Largest square formed in a matrix

Given a binary matrix mat of size n * m, find out the maximum length of a side of a square sub-matrix with all 1s.

Examples:

Input: n = 6, m = 5
mat = [[0, 1, 1, 0, 1], 
       [1, 1, 0, 1, 0],
       [0, 1, 1, 1, 0],
       [1, 1, 1, 1, 0],
       [1, 1, 1, 1, 1],
       [0, 0, 0, 0, 0]]
Output: 3
Explanation: 

The maximum length of a side of the square sub-matrix is 3 where every element is 1.

Input: n = 2, m = 2
mat = [[1, 1], 
       [1, 1]]
Output: 2
Explanation: The maximum length of a side of the square sub-matrix is 2. The matrix itself is the maximum sized sub-matrix in this case.

Input: n = 2, m = 2
mat = [[0, 0], 
       [0, 0]]
Output: 0
Explanation: There is no 1 in the matrix.

Expected Time Complexity: O(n*m)
Expected Auxiliary Space: O(n*m)

Constraints:
1 ≤ n, m ≤ 500
0 ≤ mat[i][j] ≤ 1 

Approach 01:

class Solution {
public:
    int maxSquare(int rows, int cols, vector<vector<int>> matrix) {
        int max_square_size = 0;
        
        for(int i = 0; i < rows; i++){
            for(int j = 0; j < cols; j++){
                if(matrix[i][j] == 1){
                    if(i == 0 || j == 0)
                        matrix[i][j] = 1;
                    else{
                        matrix[i][j] = min({matrix[i-1][j-1], matrix[i-1][j], matrix[i][j-1]}) + 1;
                    }
                    max_square_size = max(max_square_size, matrix[i][j]);
                }
            }
        }
        return max_square_size;
    }
};

from typing import List

class Solution:
    def maxSquare(self, rows: int, cols: int, matrix: List[List[int]]) -> int:
        max_square_size = 0
        
        for i in range(rows):
            for j in range(cols):
                if matrix[i][j] == 1:
                    if i == 0 or j == 0:
                        matrix[i][j] = 1
                    else:
                        matrix[i][j] = min(matrix[i-1][j-1], matrix[i-1][j], matrix[i][j-1]) + 1
                    max_square_size = max(max_square_size, matrix[i][j])
        
        return max_square_size

Time Complexity

• Nested Loops:

  The algorithm uses nested loops to traverse each element of the matrix.
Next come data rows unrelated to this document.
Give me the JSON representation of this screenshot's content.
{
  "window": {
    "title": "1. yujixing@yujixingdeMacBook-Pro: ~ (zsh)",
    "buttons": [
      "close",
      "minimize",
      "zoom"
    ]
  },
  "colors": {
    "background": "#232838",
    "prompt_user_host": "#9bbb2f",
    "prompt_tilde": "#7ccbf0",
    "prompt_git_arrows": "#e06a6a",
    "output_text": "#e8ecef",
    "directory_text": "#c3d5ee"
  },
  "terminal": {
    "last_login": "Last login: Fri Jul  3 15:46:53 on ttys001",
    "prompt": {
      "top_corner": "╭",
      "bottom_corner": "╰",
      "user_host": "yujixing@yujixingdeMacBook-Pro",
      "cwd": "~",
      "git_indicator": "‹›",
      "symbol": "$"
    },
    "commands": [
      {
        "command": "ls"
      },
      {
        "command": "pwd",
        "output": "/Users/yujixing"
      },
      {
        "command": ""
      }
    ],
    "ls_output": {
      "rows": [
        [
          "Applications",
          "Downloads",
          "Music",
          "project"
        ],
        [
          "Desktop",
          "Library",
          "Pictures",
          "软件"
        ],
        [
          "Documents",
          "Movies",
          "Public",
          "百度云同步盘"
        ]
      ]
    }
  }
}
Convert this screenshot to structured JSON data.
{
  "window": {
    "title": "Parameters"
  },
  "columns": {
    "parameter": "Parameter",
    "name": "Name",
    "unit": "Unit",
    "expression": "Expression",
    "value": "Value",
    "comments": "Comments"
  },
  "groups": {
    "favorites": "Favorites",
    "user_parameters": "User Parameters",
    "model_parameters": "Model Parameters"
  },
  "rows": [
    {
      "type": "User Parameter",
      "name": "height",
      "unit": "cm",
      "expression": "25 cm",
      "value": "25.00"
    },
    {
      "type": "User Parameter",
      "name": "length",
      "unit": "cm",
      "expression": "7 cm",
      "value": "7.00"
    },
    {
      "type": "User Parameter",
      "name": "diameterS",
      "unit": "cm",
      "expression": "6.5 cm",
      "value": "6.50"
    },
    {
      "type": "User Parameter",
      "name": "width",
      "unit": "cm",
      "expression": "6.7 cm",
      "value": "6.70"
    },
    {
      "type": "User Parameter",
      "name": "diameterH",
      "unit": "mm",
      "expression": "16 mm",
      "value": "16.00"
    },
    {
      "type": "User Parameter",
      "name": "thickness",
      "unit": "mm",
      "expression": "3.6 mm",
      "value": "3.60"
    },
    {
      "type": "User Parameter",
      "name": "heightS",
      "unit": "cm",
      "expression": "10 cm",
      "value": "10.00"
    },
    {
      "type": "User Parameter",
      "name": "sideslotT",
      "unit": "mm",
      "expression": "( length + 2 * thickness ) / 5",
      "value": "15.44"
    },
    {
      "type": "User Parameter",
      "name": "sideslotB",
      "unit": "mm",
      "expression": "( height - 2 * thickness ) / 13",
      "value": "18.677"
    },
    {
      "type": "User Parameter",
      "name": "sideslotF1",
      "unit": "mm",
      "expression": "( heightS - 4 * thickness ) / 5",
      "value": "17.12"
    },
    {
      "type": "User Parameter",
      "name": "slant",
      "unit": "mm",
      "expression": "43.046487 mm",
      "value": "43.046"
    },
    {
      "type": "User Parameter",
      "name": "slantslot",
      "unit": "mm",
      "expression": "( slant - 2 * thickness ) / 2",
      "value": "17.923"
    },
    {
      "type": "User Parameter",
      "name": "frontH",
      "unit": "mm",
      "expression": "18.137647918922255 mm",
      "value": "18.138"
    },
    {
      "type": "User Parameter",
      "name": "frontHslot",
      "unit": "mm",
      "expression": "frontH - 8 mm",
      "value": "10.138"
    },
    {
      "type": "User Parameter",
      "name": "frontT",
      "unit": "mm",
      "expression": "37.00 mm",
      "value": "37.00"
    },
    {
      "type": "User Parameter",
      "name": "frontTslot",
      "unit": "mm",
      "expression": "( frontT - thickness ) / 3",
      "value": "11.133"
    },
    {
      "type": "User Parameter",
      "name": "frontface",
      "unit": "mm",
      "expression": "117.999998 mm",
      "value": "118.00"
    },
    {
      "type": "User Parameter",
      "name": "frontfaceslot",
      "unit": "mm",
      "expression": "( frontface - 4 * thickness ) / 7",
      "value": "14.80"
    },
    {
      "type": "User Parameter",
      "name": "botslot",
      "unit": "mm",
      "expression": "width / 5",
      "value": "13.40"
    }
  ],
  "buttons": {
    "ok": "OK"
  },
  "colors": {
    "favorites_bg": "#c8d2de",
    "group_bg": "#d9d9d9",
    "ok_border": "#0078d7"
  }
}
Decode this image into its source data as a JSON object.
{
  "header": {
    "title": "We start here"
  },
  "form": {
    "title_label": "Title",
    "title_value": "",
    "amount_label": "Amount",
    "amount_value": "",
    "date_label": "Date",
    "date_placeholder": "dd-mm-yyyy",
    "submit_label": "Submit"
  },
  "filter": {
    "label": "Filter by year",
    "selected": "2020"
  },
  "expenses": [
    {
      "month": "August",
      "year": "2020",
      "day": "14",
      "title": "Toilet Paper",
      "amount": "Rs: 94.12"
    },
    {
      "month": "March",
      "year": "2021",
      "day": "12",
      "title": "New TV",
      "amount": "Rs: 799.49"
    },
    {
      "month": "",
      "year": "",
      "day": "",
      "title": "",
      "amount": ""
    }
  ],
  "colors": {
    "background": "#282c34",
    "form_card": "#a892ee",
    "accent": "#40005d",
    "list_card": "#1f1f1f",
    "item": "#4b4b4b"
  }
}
The outer loop runs \( \text{rows} \) times and the inner loop runs \( \text{cols} \) times.

• Overall Time Complexity:

  The overall time complexity is \( O(\text{rows} \times \text{cols}) \), where \( \text{rows} \) is the number of rows and \( \text{cols} \) is the number of columns in the matrix.

Space Complexity

• In-Place Modification:

  The algorithm modifies the input matrix in-place to store intermediate results. No additional space proportional to the size of the input is used.

• Overall Space Complexity:

  The overall space complexity is \( O(1) \), as the algorithm only uses a constant amount of extra space for variables such as max_square_size.